Besides last week being a busy week on budget proposals, loan guarantees, etc., there was quite a bit of discussion on the Vermont Yankee tritium issue. And Meredith Angwin at Yes Vermont Yankee has done an exquisite job of keeping up with all of the media reports and facts that are coming out.
As she has found, there are very few times when clear communication is essential and this was one of them.
As I look at the history here, I see many opportunities for miscommunication. Underground and buried...what did these terms mean to the various players? Was Entergy asked about underground pipes, but answered about buried pipes? Did the nuclear engineer use the words buried, underground as if they were synonyms? Is John Wheeler correct about the use of underground and buried? Or is Gundersen correct in his implication that this is semantic obfuscation of a clear situation?
Were there honest communication errors?
Maybe. We’ll eventually find out.
Something that may not be quite honest, though, is Sun Sentinel’s op-ed on tritium from Beyond Nuclear’s Kevin Kamps. As Rod Adams points out, the op-ed:
is a blatant effort to spread fear, uncertainty and doubt about the safety of the plant and its positive contributions to the New England environment and economy.

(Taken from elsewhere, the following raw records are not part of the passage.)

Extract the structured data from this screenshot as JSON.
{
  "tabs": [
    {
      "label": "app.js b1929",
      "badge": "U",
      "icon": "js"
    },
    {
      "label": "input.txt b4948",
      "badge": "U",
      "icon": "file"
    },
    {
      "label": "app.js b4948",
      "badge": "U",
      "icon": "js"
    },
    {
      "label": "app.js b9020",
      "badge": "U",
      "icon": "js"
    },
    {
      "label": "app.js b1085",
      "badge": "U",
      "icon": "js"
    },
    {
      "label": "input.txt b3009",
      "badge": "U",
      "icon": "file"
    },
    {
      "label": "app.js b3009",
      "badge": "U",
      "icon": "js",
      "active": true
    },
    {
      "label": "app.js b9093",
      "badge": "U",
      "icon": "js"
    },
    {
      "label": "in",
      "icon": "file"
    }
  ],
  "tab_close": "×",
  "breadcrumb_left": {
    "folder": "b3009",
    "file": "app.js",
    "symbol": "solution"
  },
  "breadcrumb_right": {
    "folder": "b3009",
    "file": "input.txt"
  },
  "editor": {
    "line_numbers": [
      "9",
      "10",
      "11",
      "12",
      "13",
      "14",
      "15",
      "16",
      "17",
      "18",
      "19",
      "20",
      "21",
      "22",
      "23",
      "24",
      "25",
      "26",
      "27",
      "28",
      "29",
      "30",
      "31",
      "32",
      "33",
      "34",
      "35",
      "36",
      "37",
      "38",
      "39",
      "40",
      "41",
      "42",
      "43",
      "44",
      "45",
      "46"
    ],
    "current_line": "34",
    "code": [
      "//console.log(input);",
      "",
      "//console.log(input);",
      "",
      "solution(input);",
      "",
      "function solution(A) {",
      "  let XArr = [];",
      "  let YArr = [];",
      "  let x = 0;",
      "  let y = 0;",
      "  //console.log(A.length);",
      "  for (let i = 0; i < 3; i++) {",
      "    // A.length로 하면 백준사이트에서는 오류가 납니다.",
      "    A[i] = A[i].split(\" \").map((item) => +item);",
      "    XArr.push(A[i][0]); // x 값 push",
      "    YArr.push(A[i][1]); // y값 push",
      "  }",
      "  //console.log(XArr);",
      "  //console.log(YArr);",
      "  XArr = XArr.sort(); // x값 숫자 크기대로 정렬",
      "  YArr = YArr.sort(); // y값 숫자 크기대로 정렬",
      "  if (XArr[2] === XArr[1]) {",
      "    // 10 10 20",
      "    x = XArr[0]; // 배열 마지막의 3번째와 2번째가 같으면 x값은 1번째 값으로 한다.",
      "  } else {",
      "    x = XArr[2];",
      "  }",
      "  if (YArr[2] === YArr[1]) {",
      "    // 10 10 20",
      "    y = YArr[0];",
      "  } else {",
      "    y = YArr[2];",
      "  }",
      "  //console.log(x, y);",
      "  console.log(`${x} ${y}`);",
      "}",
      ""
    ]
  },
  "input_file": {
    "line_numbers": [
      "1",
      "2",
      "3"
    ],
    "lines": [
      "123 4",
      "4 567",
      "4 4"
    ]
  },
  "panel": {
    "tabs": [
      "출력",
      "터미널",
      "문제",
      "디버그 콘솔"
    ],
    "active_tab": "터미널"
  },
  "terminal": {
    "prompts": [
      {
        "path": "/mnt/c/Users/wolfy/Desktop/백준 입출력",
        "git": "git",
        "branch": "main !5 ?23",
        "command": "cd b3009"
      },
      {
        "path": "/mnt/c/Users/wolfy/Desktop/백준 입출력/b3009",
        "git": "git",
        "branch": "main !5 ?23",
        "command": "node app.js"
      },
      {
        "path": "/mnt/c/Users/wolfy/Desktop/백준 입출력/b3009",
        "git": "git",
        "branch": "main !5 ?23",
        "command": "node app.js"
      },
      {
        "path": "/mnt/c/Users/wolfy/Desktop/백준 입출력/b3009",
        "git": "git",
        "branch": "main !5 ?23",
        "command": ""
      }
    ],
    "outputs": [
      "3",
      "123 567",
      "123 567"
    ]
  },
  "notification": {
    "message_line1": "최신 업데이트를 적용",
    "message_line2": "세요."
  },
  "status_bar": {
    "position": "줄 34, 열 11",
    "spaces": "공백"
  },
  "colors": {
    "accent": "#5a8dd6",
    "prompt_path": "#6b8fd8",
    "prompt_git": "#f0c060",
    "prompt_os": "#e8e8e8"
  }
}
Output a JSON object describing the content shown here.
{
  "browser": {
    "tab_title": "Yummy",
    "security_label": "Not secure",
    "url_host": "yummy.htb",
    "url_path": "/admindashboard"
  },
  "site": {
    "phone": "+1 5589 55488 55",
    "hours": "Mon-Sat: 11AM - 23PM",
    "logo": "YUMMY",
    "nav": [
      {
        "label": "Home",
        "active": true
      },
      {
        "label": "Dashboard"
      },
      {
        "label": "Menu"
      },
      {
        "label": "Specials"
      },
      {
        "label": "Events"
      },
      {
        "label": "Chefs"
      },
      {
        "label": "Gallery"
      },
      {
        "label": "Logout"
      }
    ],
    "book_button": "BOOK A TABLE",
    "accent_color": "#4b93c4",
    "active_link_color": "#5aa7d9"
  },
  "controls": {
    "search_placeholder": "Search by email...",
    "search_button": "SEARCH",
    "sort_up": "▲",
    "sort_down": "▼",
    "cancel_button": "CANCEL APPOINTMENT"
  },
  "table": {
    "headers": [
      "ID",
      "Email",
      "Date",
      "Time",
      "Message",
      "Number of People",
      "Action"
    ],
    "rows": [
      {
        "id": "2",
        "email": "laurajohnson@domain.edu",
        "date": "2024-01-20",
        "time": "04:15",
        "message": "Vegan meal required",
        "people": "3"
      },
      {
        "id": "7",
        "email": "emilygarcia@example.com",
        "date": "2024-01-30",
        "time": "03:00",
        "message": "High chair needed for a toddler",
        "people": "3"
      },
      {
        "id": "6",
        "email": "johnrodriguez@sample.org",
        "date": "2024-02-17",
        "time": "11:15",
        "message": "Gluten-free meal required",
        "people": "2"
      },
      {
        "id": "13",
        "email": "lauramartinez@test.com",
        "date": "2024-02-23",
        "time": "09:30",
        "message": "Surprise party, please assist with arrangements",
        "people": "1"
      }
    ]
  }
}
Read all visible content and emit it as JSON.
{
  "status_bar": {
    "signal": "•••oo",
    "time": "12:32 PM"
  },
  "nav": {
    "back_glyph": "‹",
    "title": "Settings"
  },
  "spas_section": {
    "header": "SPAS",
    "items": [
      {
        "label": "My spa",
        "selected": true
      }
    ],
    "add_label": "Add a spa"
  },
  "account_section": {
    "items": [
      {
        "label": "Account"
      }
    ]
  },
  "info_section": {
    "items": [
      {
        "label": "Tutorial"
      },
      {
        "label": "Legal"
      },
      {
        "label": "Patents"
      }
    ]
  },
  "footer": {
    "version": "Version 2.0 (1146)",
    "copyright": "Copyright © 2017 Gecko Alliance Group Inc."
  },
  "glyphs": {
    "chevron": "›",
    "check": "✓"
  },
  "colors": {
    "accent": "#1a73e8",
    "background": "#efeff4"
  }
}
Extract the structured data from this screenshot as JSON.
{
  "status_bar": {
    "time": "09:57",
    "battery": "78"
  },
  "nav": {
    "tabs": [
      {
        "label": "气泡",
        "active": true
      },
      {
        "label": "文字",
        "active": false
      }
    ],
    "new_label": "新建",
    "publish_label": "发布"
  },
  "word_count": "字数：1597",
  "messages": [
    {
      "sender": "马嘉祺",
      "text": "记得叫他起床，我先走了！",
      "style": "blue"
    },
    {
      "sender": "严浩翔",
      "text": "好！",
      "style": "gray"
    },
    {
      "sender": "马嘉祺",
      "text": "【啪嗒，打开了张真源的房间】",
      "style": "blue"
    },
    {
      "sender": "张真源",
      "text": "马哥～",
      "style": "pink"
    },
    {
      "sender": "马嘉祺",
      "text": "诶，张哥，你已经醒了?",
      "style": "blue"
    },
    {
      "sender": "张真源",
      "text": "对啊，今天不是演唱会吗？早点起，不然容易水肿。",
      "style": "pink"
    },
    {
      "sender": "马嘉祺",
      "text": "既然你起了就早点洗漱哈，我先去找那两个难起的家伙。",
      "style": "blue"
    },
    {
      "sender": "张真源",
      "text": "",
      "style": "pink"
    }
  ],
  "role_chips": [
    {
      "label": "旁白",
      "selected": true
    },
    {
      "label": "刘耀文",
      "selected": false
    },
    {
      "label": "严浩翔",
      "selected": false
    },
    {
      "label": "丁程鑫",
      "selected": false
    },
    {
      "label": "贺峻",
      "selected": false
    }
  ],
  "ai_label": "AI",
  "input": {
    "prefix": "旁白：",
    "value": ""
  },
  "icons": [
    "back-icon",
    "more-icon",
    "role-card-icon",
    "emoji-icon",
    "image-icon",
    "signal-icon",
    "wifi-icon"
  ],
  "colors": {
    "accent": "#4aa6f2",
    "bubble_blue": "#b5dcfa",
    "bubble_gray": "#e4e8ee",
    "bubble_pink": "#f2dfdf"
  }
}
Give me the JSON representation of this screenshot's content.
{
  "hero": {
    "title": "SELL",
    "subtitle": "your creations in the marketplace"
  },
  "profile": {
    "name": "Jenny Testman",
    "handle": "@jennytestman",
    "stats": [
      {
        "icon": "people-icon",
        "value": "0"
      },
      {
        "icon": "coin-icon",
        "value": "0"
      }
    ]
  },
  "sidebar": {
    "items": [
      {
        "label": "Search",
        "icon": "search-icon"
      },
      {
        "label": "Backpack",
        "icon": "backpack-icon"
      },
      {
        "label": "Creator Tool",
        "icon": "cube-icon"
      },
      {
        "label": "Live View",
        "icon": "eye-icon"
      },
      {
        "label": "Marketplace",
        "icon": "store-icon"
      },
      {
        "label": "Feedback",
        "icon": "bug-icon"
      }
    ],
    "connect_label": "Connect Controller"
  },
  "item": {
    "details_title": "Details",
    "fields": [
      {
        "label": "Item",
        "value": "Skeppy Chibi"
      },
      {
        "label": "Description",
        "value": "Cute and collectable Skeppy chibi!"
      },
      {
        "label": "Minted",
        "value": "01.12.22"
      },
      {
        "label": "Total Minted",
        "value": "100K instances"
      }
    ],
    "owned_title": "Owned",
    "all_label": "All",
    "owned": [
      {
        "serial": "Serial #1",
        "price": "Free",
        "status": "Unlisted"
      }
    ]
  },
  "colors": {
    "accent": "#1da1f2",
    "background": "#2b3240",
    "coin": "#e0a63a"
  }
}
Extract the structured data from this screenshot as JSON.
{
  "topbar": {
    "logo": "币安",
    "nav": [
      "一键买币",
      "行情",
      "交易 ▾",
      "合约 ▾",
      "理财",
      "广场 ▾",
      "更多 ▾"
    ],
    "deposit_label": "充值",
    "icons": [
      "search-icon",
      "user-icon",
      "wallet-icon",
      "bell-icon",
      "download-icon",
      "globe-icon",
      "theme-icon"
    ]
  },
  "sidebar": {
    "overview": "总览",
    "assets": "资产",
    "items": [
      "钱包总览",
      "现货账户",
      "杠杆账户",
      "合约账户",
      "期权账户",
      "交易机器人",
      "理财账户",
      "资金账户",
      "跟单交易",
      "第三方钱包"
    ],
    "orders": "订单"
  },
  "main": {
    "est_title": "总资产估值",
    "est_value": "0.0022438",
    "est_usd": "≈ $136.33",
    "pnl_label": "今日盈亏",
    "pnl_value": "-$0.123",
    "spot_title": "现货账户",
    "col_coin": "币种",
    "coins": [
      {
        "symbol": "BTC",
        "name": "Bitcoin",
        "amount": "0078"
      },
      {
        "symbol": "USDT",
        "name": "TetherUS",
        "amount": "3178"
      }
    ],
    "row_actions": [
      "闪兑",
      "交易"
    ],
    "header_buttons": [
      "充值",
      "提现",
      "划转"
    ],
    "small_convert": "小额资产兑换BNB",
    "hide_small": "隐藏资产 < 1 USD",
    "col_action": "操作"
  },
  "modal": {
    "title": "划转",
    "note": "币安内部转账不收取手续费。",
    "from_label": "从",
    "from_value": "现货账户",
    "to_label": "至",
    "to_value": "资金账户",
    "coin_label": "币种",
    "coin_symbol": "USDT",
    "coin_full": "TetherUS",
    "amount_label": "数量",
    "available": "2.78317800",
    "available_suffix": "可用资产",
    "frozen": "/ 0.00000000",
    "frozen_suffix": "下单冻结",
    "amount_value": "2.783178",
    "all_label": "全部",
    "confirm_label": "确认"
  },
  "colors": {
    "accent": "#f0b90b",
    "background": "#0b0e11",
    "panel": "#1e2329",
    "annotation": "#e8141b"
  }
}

With a spreadsheet and knowing math, here’s what Rod calculated to put tritium quantities in perspective:
A "picocurie" is 1 x 10^-12 curies. Said another way, a picocurie is to a curie as a penny is to $10 BILLION. A curie is not a large unit; a curie of tritium has a mass of just 0.1 milligrams.
Putting all of those numbers in my spreadsheet tells me that 20,000 picocuries/liter is just 0.000000000002 grams of tritium in 1000 grams of water. You could drink that water for a year as your ONLY source of fluid and get a total dose of just 3-4 millirem which is 1/100th of the average annual dose from background radiation in the US.
Yes, there are people who claim that you can never get down to zero risk until you get to zero dose, but there is no such thing here on Earth; it is a naturally radioactive place. The radiation from such low levels of tritium is lost in the noise of natural variation.
Of course, putting risk in context is lost on some people. But as long as we continue to educate everyone on the tritium issue, the masses will eventually understand how to put this in perspective and ignore the doomsayers.
Looking forward to another week of debate, discussion and discovery!